|
Alcudia
Nel primo entroterra di Port d'Alcudia, è una città ben conservata ancora circondata dalle mura. La zona era abitata fin dalla preistoria, come dimostrano
alcuni talayot. Successivamente fu occupata dai fenici, che la usavano come punto di rifornimento nei viaggi verso la base principale di Ibiza. Nel 123 a.C. i romani
scelsero proprio la baia di Alcudia per invadere l'isola di Maiorca. Gli abitanti non opposero particolare resistenza e i Romani occuparono prima quest'area e poi
tutta l'isola. Con i romani la zona conobbe una elevata prosperità. Il periodo di benessere e pace duro' fino alle invasioni barbariche: nel 440 d.C. i vandali ridussero in cumuli
il paese e uccisero buona parte della popolazione. I sopravissuti preferirono abbandonare la zona e trasferirsi più a nord e più verso l'interno, dove fondarono
l'attuale Pollenca. I resti di Alcudia furono poi usati dagli arabi per costruire le proprie abitazioni.
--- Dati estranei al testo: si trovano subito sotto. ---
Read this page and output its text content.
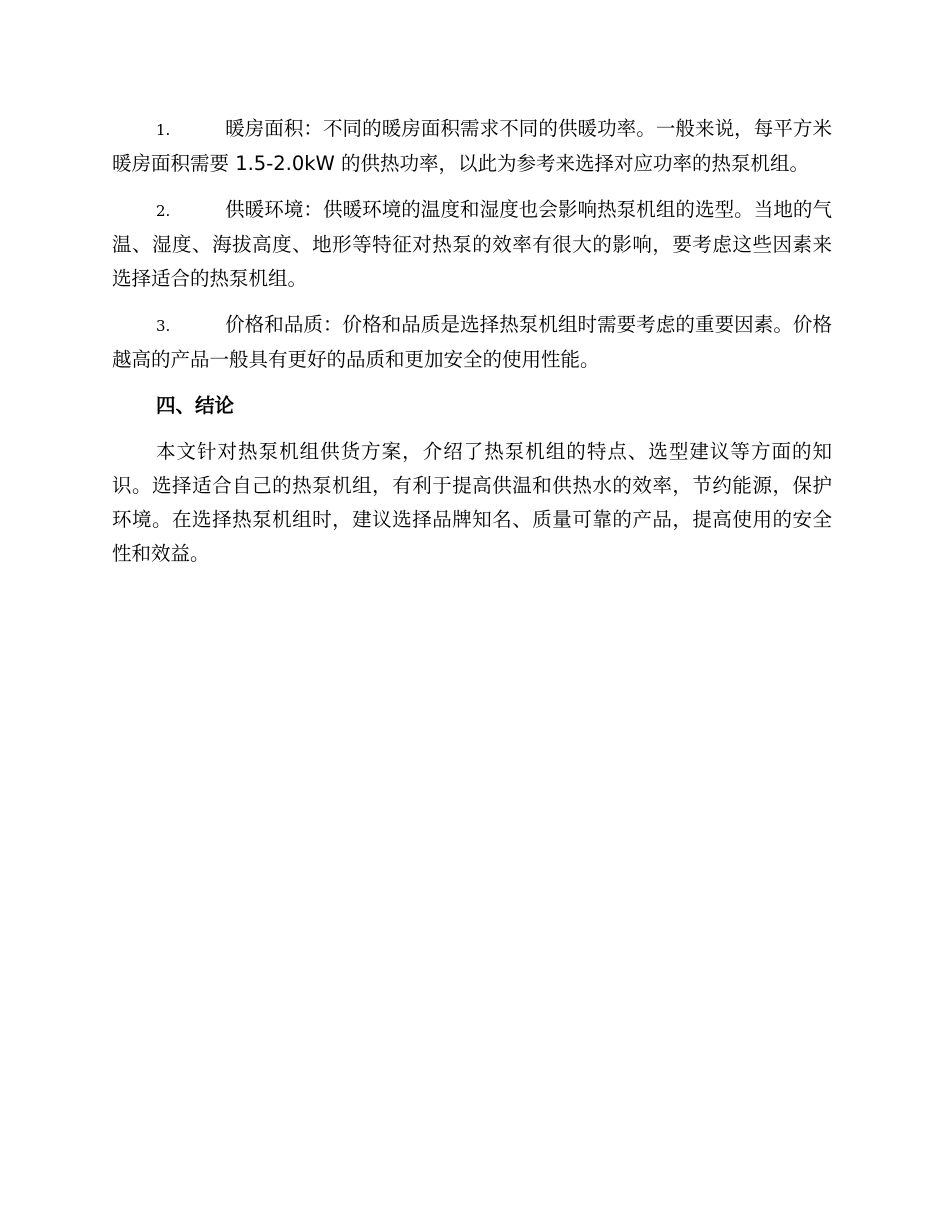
1.	暖房面积：不同的暖房面积需求不同的供暖功率。一般来说，每平方米暖房面积需要 1.5-2.0kW 的供热功率，以此为参考来选择对应功率的热泵机组。

2.	供暖环境：供暖环境的温度和湿度也会影响热泵机组的选型。当地的气温、湿度、海拔高度、地形等特征对热泵的效率有很大的影响，要考虑这些因素来选择适合的热泵机组。

3.	价格和品质：价格和品质是选择热泵机组时需要考虑的重要因素。价格越高的产品一般具有更好的品质和更加安全的使用性能。

四、结论

本文针对热泵机组供货方案，介绍了热泵机组的特点、选型建议等方面的知识。选择适合自己的热泵机组，有利于提高供温和供热水的效率，节约能源，保护环境。在选择热泵机组时，建议选择品牌知名、质量可靠的产品，提高使用的安全性和效益。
Solo con gli arabi la zona fu battezzata Al Kudia (la colina) da cui
deriva l'attuale nome. la popolazione ricominciò a crescere fino a raggiungere le 2.500 anime verso la metà del 1300, quando fu dimezzata dalla peste.
Nel periodo successivo, a causa della sua vicinanza al mare, fu spesso saccheggiata dai pirati, nonostante le buone difese che gli abitanti eressero nel tempo. In più di una occasione
la popolazione fu ridotta drasticamente dagli attacchi dei pirati, che uccidevano o catturavano gli abitanti per venderli come schiavi in nord africa.